労務ニュース

入職率、離職率ともに4年ぶり増加

[参考資料]

    -09年度雇用動向調査

 8月5日に厚生労働省が発表した2009年の「雇用動向調査」によると、昨年1年間に仕事に就いた人(入職者)は684万人、退職や解雇で仕事をやめた人(離職者)は724万人で、常用労働者に占める入職者の割合(入職率)は15.5%(前年比1.3ポイント増)、離職者の割合(離職率)は16.4%(同1.8ポイント増)となり、入職率・離職率ともに4年ぶりに上昇したことが分かりました。

常用労働者の状況
 09年1年間の入職者は684万人、離職者は724万人で、この結果、常用労働者は、事業所の新設や閉鎖等の影響を除き、年初に比べて40万人減少し4,375万人となった。
 これを一般・パート別にみると、一般労働者は、入職者381万人、離職者427万人で差引46万人の減少、パートタイム労働者は、入職者303万人、離職者297万人で差引6万人の増加となった。
 また、入職率は15.5%、離職率は16.4%で、前年に比べて、入職率が1.3ポイント、離職率が1.8ポイントそれぞれ上昇し、0.9ポイントの離職超過となった。

産業別の状況
 入職者は宿泊業、飲食サービス業が121万人で最も多く、次いで卸売業、小売業が120万人、サービス業(他に分類されないもの)が57万人、離職者は卸売業、小売業が134万人で最も多く、宿泊業、飲食サービス業が117万人、製造業が108万人となった。
 また、入職率は宿泊業、飲食サービス業が33.2%で最も高く、次いで生活関連サービス業、娯楽業が29.1%、離職率は宿泊業、飲食サービス業が32.1%で最も高く、次いで生活関連サービス業、娯楽業が28.2%となった。

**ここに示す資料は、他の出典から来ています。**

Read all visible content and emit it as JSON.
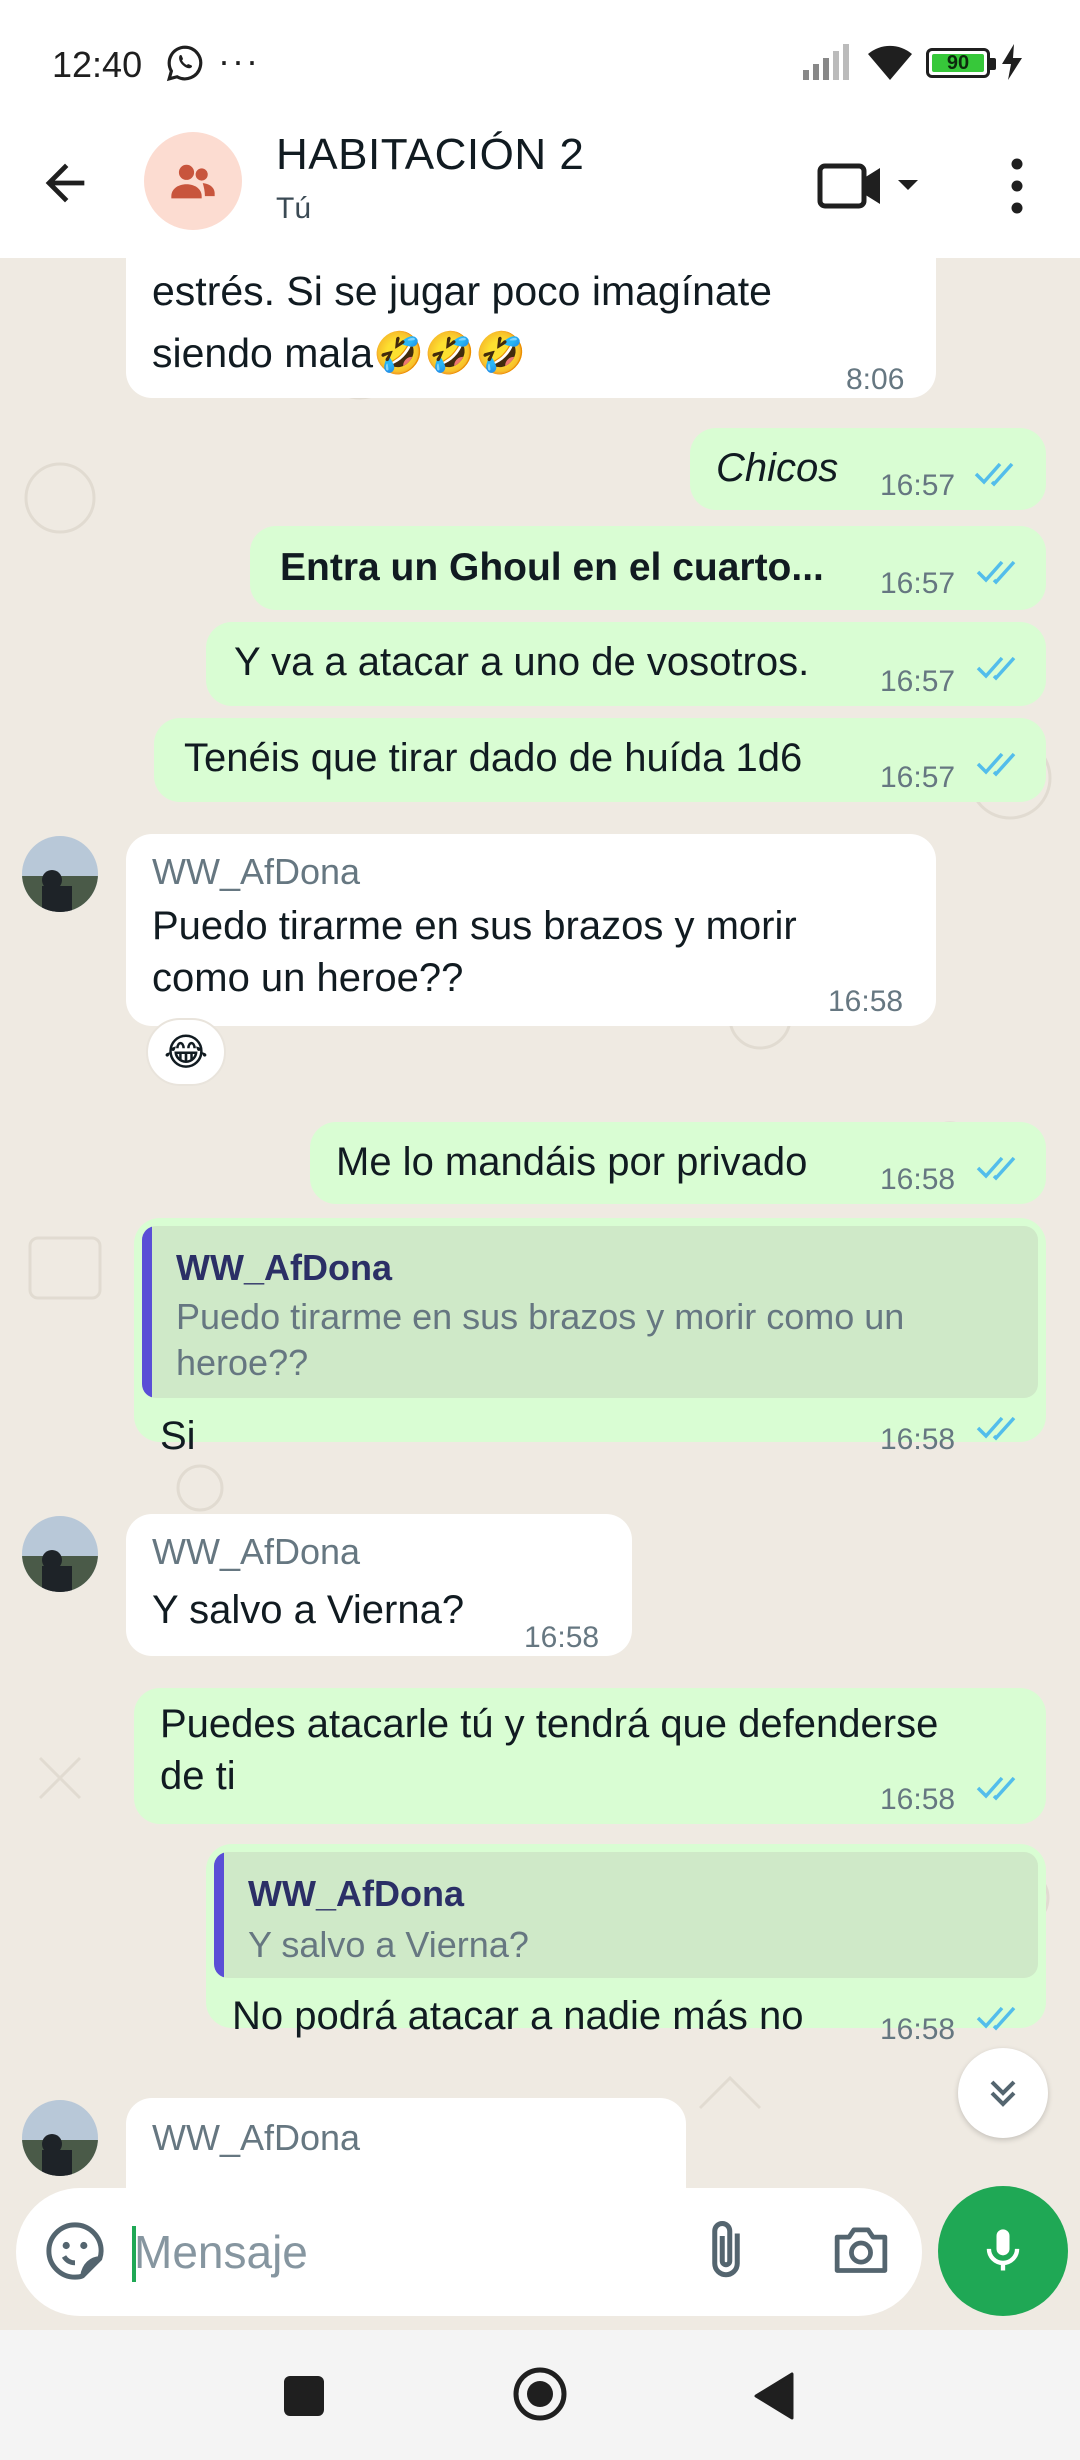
{
  "status_bar": {
    "time": "12:40",
    "notification_icons": [
      "whatsapp-icon",
      "more-dots"
    ],
    "dots": "···",
    "battery": "90",
    "icons": [
      "signal-icon",
      "wifi-icon",
      "battery-icon",
      "charging-icon"
    ]
  },
  "header": {
    "title": "HABITACIÓN 2",
    "subtitle": "Tú",
    "icons": [
      "back-arrow-icon",
      "group-icon",
      "video-call-icon",
      "chevron-down-icon",
      "more-vertical-icon"
    ]
  },
  "messages": [
    {
      "dir": "in",
      "text_line1": "estrés. Si se jugar poco imagínate",
      "text_line2": "siendo mala",
      "emoji": "🤣🤣🤣",
      "time": "8:06"
    },
    {
      "dir": "out",
      "text": "Chicos",
      "style": "italic",
      "time": "16:57"
    },
    {
      "dir": "out",
      "text": "Entra un Ghoul en el cuarto...",
      "style": "bold",
      "time": "16:57"
    },
    {
      "dir": "out",
      "text": "Y va a atacar a uno de vosotros.",
      "time": "16:57"
    },
    {
      "dir": "out",
      "text": "Tenéis que tirar dado de huída 1d6",
      "time": "16:57"
    },
    {
      "dir": "in",
      "sender": "WW_AfDona",
      "text_line1": "Puedo tirarme en sus brazos y morir",
      "text_line2": "como un heroe??",
      "time": "16:58",
      "reaction": "😂"
    },
    {
      "dir": "out",
      "text": "Me lo mandáis por privado",
      "time": "16:58"
    },
    {
      "dir": "out",
      "quote_sender": "WW_AfDona",
      "quote_line1": "Puedo tirarme en sus brazos y morir como un",
      "quote_line2": "heroe??",
      "text": "Si",
      "time": "16:58"
    },
    {
      "dir": "in",
      "sender": "WW_AfDona",
      "text": "Y salvo a Vierna?",
      "time": "16:58"
    },
    {
      "dir": "out",
      "text_line1": "Puedes atacarle tú y tendrá que defenderse",
      "text_line2": "de ti",
      "time": "16:58"
    },
    {
      "dir": "out",
      "quote_sender": "WW_AfDona",
      "quote_text": "Y salvo a Vierna?",
      "text": "No podrá atacar a nadie más no",
      "time": "16:58"
    },
    {
      "dir": "in",
      "sender": "WW_AfDona"
    }
  ],
  "input": {
    "placeholder": "Mensaje",
    "icons": [
      "emoji-sticker-icon",
      "attach-icon",
      "camera-icon",
      "mic-icon"
    ]
  },
  "colors": {
    "outgoing_bubble": "#d9fdd3",
    "incoming_bubble": "#ffffff",
    "accent_green": "#1fa855",
    "read_ticks": "#53bdeb",
    "quote_bar": "#5a4ed6",
    "chat_background": "#efeae2"
  },
  "navigation_bar": {
    "icons": [
      "recents-icon",
      "home-icon",
      "back-icon"
    ]
  }
}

(下図参照)
産業別にみた入職率、離職率

転職入職者の状況
 「一般労働者から一般労働者へ移動」した割合は52.2%、「パートタイム労働者から一般労働者へ移動」は7.7%、「一般労働者からパートタイム労働者ヘ移動」は12.1%、「パートタイム労働者からパートタイム労働者へ移動」は24.7%となった。

転職入職者が前職をやめた理由
 男性は「会社都合」が19.3%で最も高く、次いで「定年、契約期間の満了」が17.2%、女性は「定年、契約期間の満了」が14.8%で最も高く、次いで「会社都合」が12.6%となった。